American mathematician

Alice Silverberg (born 1958) is professor of Mathematics and Computer Science at the University of California, Irvine. She was faculty at the Ohio State University from 1984 through 2004. She has given over 300 lectures at universities around the world, and she has brought attention to issues of sexism and discrimination through her blog Alice's Adventures in Numberland.

==Research==
Silverberg's research concerns number theory and cryptography. With Karl Rubin, she introduced the CEILIDH system for torus-based cryptography in 2003, and she currently holds 10 patents related to cryptography. She is also known for her work on theoretical aspects of abelian varieties.

==Education and career==
Silverberg graduated from Harvard University in 1979, and received her Ph.D. from Princeton University in 1984 under the supervision of Goro Shimura.

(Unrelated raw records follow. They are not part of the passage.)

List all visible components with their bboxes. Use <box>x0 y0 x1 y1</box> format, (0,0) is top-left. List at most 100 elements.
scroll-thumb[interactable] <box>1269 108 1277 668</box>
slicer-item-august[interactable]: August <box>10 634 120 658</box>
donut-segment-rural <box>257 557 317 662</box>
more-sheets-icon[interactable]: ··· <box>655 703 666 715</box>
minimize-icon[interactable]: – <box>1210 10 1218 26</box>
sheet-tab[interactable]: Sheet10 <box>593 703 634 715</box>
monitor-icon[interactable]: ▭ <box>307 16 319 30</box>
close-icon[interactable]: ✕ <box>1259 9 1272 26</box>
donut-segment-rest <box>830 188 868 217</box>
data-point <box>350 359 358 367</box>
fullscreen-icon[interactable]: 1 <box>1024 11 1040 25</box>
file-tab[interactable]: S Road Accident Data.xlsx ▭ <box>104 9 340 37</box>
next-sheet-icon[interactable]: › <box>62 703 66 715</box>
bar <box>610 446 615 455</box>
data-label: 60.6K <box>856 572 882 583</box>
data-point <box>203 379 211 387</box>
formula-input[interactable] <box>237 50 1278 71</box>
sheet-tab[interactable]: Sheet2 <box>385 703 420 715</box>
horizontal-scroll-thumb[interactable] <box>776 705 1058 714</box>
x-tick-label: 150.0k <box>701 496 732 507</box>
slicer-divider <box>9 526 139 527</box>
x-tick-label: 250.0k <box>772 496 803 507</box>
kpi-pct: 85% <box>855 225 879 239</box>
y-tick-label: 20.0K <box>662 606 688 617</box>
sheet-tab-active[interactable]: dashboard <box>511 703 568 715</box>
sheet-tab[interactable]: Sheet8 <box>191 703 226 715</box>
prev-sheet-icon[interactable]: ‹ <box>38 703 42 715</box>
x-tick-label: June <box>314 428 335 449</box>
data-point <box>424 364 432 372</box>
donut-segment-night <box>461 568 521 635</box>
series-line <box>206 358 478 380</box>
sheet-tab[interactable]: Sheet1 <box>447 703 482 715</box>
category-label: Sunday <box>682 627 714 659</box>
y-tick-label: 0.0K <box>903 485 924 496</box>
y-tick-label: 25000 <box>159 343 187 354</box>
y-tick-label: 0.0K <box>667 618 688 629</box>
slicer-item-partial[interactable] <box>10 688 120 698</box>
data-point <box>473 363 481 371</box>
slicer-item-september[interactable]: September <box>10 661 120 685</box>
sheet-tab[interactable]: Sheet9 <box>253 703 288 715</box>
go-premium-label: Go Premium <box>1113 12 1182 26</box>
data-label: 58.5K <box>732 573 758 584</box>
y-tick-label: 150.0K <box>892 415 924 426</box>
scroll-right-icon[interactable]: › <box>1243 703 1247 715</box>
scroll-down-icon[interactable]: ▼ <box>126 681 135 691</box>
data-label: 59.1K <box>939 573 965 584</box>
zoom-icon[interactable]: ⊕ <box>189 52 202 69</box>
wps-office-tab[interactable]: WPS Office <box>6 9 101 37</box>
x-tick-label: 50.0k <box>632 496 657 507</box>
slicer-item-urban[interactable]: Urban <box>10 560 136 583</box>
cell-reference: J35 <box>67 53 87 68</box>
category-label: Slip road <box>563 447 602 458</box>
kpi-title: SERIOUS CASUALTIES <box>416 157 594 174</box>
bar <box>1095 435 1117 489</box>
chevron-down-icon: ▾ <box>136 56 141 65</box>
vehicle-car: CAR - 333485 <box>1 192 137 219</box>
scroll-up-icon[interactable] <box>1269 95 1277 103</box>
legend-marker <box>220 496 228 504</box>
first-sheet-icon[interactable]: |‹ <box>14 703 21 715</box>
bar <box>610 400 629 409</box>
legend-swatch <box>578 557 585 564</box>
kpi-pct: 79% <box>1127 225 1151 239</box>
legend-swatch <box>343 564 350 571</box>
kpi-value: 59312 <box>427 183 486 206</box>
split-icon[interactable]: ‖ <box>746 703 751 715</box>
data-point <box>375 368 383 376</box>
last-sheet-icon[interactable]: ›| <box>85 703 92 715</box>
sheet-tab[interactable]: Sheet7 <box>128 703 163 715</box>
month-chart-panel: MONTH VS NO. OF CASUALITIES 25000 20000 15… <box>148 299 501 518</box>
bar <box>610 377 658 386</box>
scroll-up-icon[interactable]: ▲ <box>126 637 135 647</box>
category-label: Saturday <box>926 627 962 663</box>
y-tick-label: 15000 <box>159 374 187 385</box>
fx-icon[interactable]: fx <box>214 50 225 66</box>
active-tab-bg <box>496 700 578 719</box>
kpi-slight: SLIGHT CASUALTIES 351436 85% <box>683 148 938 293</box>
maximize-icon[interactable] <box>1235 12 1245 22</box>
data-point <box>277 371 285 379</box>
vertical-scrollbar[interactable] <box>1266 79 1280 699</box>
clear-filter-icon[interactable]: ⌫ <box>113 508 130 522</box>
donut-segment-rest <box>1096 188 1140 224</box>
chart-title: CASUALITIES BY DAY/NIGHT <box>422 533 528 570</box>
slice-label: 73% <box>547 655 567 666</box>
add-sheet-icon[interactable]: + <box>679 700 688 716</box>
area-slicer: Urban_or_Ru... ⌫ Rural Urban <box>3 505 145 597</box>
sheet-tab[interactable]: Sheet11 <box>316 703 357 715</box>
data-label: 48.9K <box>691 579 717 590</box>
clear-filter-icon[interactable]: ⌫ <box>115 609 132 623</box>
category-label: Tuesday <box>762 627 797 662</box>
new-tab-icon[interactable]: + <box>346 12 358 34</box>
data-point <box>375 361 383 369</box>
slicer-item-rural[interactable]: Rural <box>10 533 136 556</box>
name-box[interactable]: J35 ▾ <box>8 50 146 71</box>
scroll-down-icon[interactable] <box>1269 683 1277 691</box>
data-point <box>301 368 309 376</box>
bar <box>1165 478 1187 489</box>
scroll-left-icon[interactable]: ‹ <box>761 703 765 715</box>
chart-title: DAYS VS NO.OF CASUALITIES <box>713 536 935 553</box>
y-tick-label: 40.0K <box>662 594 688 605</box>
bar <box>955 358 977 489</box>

She began her academic career at Ohio State University in 1984 and became a full professor in 1996. She moved to the University of California, Irvine in 2004 as Professor of Mathematics and Computer Science, and in 2018 she was awarded the title of Distinguished Professor. Over the past 25 years she has organized or co-organized more than ten conferences in mathematics and cryptography, and has served on the program committees of more than twenty others. Silverberg has a long record of service with the American Mathematical Society and is currently a member of their nominating committee. She has served as an editor for the Association for Women in Mathematics since 2008, and recently joined the board of the Number Theory Foundation.

==Honors==
In 2012, Silverberg became a fellow of the American Mathematical Society. She was elected to the 2019 class of fellows of the Association for Women in Mathematics "For her outstanding research in number theory and deep commitment to the promotion of fairness and equal opportunity evidenced by her service and outreach efforts", also citing her many invited lectures and her blog.

==Additional work==
In 2017, Silverberg began a blog entitled Alice's Adventures in Numberland, which humorously discusses issues surrounding sexism in academia. This is a topic which she has previously discussed in interviews, and has been quoted on.